Si vous êtes lecteur régulier de NonALaDette, cette information ne vous étonnera pas puisqu'elle était publiée ici dès le 4 mars : "Soit un total [de déficit public] d'au moins 120 [milliards d'euros], et plus vraisemblablement 130 ou 140 au vu des derniers chiffres", puis précisée le 4 avril :
"mes prévisions de déficit 2009 :
- 100 Mds€ pour l'Etat (+75%), en ligne avec la prévision officielle
- 20 Mds€ pour les organismes de sécurité sociale (multiplié par 22 !), dont 20 Mds€ de déficit pour le régime général de la sécurité sociale et à peu près l'équilibre pour l'assurance chômage et les retraites complémentaires
- 15 Mds€ pour les administrations publiques locales (+36%, en prenant pour hypothèse que le chiffre 2008 sera révisé à 11 Mds€, contre 8,6 estimé aujourd'hui par l'INSEE)

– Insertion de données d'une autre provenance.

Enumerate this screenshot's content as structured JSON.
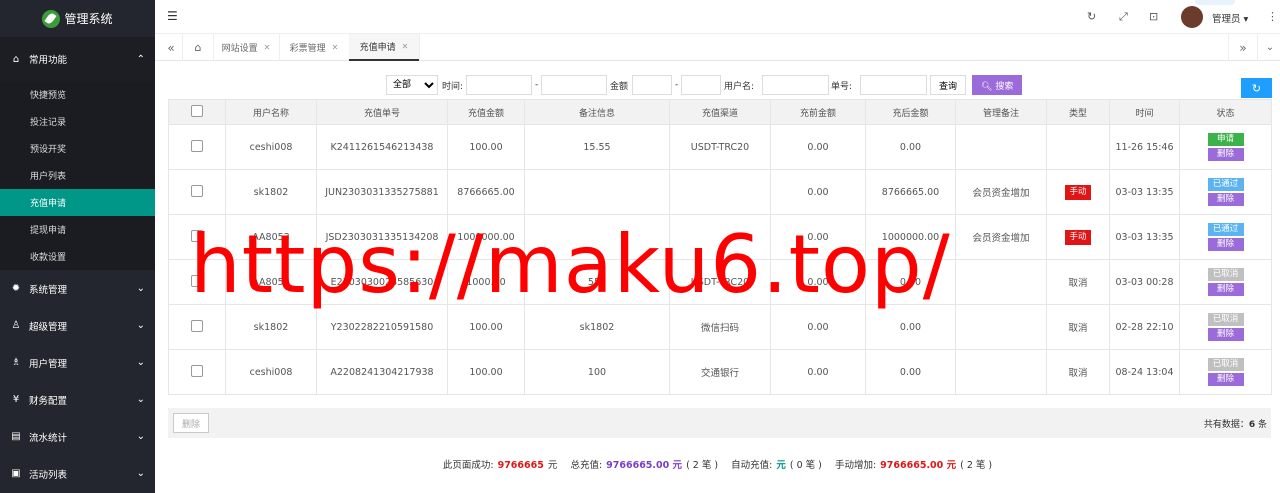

Total déficit public 2009 = 135 Mds€, soit 7,2% du PIB (qui baissera de 1950 à environ 1880 Mds€ : baisse du PIB réel de 3% - un des plus faibles reculs en occident - et baisse des prix moyenne de 0,5%)

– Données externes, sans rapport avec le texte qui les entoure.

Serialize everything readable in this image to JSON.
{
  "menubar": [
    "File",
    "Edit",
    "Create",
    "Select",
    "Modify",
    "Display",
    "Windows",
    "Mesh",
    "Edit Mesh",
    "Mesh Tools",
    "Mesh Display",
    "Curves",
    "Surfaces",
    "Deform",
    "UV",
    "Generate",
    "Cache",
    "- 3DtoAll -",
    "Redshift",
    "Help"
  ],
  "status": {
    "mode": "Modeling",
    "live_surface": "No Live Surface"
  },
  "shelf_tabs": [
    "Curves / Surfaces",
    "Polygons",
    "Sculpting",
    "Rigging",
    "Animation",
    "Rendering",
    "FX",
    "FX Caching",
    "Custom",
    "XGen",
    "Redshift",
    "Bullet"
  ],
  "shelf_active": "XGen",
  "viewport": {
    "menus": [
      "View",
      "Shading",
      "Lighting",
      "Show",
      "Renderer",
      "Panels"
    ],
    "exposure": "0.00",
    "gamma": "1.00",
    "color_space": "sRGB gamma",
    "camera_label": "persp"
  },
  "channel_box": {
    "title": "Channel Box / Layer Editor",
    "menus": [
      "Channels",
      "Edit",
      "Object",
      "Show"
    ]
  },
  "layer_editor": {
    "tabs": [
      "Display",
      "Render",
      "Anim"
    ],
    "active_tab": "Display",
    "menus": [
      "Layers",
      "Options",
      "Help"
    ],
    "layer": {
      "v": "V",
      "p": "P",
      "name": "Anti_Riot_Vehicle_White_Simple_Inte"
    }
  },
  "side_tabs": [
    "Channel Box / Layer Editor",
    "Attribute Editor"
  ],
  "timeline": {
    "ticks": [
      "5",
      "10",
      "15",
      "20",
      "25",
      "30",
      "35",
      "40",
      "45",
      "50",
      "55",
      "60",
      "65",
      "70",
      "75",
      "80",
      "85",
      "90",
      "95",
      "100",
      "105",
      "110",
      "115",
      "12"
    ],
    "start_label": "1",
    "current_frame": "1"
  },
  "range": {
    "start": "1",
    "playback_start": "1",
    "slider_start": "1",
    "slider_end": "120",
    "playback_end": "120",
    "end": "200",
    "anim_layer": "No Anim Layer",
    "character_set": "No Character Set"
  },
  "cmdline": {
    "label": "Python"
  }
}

La dette publique déjà à 1327,1 Mds€ à la fin de 2008, soit 68% du PIB, atteindra 1460 Mds€, soit plus de 77% du PIB dès la fin de 2009."
Deux mois et demi après, l'information devient officielle. Pour l'instant, grâce à notre appartenance à la zone euro (suffisemment solide pour empêcher le taux d'interêt auquel emprunte l'Etat français d'exploser), cela n'a pas de conséquence à court-terme sur notre niveau de vie. La dette reste soutenable et la situation semble pouvoir perdurer quelques années, le temps d'attendre la reprise, pense-t-on au gouvernement : "Le déficit de l'Etat, en 2010, se réduira", prédit Eric Woerth, "parce que les recettes fiscales seront un peu meilleures" grâce à la "légère croissance" et aux "plans de relance".
En réalité, il faudrait une très très forte croissance pour réduire les déficits de 140 milliards, objectif minimum pour revenir à l'équilibre, mais il faudrait en réalité revenir bien au-dessus pour rembourser les excès passés... Une forte réduction de notre niveau de vie, privé via une hausse des impôts, ou public via une réduction des services publics, sera inévitable, en plus d'une optimisation maximale des dépenses publiques.